Rarely do I hear a podcast that gives me pause long enough to force multiple listens. This week’s feature of Des Traynor did just that. It’s a must listen for anyone building a product. He’ll walk you from discovery through scaling with insightful lessons even grizzled vets can make use of:
http://thisweekinstartups.com/launch-incubator-des-traynor/
Here are some classic product problems Des tackles:
1 - Founder Focus
Be:
- Customer focused – use customer conversations to drive decisions
- Pattern focused – use metrics to drive decisions
- Visionary – have a strong belief about the way the world should work and execute on that
- Artistic – execute for personal engagement with little regard to external perception
- Pick one and stick with it.
2 - Scope
Swiss Army knife vs scalpel. Be the scalpel. Your early product should be easy.
- easy to understand
- easy to test
- easy to compare
It should not do a bunch of things marginally well.
3 - Creep
Every feature should help more people or help people do more.
i.e. Each of your features needs to engage a larger audience or more deeply engage your existing audience. Celebrate usage - not launches. Focus on the core – launch features that help everyone – not a small segment (leads to consulting work).

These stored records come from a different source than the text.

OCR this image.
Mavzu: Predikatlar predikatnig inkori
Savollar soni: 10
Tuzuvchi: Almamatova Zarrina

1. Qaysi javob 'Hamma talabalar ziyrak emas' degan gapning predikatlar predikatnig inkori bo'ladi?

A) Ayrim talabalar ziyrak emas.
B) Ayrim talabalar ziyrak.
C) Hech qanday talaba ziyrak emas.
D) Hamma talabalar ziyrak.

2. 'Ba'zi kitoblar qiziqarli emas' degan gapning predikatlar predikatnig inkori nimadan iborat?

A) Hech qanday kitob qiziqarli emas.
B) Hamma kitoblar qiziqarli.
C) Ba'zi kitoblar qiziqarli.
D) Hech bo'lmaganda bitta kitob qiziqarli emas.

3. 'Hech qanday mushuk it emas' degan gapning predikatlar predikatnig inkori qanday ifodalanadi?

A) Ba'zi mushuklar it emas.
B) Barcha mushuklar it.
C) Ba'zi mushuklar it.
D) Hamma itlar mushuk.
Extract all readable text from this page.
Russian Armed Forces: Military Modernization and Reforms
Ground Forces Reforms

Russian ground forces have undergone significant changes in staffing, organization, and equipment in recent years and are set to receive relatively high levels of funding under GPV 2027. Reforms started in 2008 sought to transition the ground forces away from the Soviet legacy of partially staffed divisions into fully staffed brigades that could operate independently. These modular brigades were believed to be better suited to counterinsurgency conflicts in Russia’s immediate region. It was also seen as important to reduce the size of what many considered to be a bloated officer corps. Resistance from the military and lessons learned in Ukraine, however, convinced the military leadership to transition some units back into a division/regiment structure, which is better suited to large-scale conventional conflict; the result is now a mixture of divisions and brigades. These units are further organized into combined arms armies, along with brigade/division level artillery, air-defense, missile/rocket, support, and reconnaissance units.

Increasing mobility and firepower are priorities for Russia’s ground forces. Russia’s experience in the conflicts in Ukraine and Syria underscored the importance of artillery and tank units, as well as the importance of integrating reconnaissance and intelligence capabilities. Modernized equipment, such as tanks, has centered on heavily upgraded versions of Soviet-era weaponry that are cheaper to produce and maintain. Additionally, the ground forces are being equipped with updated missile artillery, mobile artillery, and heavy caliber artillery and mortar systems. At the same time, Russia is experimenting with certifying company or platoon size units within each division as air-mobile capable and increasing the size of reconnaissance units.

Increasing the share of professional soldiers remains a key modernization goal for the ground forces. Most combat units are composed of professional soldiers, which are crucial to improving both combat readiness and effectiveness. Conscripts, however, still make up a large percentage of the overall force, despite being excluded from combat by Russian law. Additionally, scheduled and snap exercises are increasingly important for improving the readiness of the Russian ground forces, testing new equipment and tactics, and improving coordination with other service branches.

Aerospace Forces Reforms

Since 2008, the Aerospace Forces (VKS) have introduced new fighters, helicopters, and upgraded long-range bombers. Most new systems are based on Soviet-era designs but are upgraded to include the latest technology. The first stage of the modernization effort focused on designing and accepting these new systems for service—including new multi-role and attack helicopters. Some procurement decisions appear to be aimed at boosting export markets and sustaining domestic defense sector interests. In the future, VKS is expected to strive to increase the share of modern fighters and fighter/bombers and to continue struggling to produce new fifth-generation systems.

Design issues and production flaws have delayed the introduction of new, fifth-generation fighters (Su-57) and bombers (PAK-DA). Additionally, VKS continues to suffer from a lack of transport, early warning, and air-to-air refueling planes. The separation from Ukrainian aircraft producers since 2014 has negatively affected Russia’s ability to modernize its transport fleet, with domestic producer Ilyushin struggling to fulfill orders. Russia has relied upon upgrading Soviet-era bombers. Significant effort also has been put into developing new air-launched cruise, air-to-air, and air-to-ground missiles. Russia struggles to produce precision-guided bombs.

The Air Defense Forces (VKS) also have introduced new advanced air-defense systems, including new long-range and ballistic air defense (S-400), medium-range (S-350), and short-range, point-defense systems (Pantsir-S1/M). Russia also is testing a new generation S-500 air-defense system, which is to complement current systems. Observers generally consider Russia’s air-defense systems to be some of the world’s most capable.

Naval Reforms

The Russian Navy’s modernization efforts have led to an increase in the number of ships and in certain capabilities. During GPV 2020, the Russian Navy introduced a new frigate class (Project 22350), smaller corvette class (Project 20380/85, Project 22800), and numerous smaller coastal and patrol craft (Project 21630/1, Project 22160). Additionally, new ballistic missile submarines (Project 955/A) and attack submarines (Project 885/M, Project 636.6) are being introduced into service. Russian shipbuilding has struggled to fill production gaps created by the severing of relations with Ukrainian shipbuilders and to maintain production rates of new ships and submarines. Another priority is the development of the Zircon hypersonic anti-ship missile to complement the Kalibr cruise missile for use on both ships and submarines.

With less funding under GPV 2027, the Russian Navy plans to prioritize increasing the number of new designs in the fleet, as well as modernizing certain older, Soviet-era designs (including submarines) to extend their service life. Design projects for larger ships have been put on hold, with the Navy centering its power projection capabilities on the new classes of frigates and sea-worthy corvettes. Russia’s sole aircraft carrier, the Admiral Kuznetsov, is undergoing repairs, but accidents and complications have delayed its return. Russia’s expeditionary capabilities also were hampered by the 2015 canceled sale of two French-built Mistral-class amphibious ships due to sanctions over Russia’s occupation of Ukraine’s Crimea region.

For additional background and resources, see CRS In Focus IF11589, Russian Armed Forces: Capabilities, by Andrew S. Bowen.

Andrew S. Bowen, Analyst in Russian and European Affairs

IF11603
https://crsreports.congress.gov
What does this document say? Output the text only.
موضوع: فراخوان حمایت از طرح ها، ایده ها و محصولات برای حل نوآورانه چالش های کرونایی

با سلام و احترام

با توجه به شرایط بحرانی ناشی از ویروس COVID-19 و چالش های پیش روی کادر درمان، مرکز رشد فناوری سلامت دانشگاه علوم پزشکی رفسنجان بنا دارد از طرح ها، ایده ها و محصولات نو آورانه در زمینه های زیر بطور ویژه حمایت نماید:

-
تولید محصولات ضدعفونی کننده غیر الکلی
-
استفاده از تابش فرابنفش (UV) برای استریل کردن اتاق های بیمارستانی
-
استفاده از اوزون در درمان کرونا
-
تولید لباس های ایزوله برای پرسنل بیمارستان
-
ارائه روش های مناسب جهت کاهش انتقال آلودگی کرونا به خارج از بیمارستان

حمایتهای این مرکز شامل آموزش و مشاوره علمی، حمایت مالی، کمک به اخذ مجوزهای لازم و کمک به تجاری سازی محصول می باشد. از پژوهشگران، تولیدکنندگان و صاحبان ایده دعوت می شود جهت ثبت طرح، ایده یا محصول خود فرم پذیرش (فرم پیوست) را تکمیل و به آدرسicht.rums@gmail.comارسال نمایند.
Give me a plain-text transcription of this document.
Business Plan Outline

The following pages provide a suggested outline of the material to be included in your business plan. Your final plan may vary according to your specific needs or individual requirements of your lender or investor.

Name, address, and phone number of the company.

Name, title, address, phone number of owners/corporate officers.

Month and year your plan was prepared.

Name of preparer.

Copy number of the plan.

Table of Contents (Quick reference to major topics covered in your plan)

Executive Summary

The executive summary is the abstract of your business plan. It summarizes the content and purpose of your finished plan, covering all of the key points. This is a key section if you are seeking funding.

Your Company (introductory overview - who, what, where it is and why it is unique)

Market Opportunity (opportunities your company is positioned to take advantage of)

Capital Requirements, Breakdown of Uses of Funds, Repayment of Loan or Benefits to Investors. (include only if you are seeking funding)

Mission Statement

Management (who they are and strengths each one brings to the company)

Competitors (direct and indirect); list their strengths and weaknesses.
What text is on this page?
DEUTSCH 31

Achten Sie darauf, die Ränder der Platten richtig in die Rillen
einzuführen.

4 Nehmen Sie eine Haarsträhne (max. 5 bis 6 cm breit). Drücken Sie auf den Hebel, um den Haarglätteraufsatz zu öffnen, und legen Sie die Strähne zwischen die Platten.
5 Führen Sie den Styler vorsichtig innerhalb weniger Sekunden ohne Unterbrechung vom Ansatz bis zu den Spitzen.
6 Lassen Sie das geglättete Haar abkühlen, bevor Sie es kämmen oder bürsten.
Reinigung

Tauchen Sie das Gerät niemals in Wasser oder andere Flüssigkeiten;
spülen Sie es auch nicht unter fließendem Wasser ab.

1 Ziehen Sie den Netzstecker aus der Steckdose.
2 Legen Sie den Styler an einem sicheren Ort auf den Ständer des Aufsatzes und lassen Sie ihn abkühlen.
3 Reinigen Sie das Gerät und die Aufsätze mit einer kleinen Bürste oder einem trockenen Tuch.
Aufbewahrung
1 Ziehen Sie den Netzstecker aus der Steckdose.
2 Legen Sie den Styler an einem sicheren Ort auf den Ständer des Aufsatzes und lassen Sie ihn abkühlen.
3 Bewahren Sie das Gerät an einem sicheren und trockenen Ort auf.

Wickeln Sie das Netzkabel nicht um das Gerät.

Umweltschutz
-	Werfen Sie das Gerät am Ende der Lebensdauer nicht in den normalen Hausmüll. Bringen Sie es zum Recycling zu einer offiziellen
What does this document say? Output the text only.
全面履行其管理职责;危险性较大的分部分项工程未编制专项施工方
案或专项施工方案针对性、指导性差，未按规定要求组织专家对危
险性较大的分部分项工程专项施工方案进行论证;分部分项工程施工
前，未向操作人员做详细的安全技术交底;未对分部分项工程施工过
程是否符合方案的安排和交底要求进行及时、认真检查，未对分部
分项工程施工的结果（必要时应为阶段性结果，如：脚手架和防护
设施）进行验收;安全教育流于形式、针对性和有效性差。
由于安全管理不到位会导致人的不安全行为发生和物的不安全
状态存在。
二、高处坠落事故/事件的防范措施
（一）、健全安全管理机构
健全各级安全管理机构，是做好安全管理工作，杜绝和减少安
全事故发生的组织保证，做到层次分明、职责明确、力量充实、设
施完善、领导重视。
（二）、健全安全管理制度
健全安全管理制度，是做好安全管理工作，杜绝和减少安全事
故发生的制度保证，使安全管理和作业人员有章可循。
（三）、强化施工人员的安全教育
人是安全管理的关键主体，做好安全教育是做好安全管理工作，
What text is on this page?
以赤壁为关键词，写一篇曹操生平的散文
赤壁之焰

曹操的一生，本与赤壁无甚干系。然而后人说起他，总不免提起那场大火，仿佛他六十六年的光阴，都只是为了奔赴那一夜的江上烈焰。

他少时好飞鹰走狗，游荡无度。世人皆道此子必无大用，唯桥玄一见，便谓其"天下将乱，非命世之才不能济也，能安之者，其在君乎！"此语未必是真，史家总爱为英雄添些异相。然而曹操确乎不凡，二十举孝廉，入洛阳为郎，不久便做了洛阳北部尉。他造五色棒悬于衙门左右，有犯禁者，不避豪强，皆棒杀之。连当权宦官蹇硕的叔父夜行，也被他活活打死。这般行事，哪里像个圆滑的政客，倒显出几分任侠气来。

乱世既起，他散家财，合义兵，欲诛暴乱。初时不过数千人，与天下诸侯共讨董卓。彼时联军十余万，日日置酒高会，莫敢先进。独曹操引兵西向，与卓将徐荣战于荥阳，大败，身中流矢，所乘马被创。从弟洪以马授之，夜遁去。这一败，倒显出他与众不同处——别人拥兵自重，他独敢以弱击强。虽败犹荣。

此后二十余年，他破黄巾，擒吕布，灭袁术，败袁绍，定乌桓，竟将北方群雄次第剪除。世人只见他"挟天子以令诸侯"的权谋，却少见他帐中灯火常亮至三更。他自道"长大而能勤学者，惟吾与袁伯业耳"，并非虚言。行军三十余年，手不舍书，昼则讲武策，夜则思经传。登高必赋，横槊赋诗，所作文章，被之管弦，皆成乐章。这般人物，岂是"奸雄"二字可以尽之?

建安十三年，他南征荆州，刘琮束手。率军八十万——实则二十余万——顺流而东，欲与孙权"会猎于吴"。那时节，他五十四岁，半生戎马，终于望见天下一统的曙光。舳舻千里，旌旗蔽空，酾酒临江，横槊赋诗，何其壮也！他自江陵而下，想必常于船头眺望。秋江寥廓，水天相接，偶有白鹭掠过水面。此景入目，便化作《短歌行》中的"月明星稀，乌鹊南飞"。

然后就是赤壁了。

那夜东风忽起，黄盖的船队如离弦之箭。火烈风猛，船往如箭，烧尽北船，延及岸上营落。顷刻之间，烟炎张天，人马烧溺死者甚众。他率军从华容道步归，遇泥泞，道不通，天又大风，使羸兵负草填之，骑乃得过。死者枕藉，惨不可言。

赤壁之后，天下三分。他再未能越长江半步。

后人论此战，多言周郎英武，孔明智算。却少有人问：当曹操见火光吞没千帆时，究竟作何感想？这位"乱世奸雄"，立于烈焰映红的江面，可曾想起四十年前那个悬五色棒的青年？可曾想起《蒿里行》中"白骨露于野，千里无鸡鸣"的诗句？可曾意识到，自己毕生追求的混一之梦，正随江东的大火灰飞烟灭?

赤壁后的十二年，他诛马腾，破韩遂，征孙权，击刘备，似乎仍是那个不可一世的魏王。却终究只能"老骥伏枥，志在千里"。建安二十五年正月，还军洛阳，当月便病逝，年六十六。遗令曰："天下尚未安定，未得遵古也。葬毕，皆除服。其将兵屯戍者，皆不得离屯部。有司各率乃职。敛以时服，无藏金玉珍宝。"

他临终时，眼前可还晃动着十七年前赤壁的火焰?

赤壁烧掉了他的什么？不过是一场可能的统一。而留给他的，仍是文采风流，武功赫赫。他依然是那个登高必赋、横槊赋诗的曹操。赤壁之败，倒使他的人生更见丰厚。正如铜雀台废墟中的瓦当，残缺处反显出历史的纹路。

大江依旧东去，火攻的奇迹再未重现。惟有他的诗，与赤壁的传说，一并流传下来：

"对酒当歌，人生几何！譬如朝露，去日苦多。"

Features are much harder to remove than launch. So, if you make a bad choice that feature will likely rot quietly in your product degrading the overall experience.
Apply these tests to all new features:
-Does this fit your company’s vision?
-Does the reward significantly outweigh the cost of adoption for a user?
-Will this grow your business (higher satisfaction, more users, more frequent usage)?
-Will it matter in 5 years?
-Can we support this feature if its successful?
Beware of features that drive engagement but destroy values. e.g. the LinkedIn/FB friend suggesters Now that everyone adds everyone else on those social networks users no longer have a list of their deep connections.
4 - Purpose
Understand jobs to be done. e.g. Analytics dashboards are often built to be presented. So, portability/aesthetics are more important than precision/detail.
Continue to innovate on your job not on a technology platform
5 - The New Magic (aka core trends)
What was once amazing innovation is now table stakes. These three things are must haves for products coming of age today:
- Do one thing – apps that can be operated with one click (Uber/Instacart).
- Data is there – by connecting to FB/LinkedIn etc. You can get all the data you need. Be very careful when asking users for data that you couldn’t get it elsewhere.
- Recommendation – systems are smart enough to deliver the information to you (ie in a daily email) rather than forcing you to go find it. Workstreams can be made increasingly more passive with daily digests and activity streams.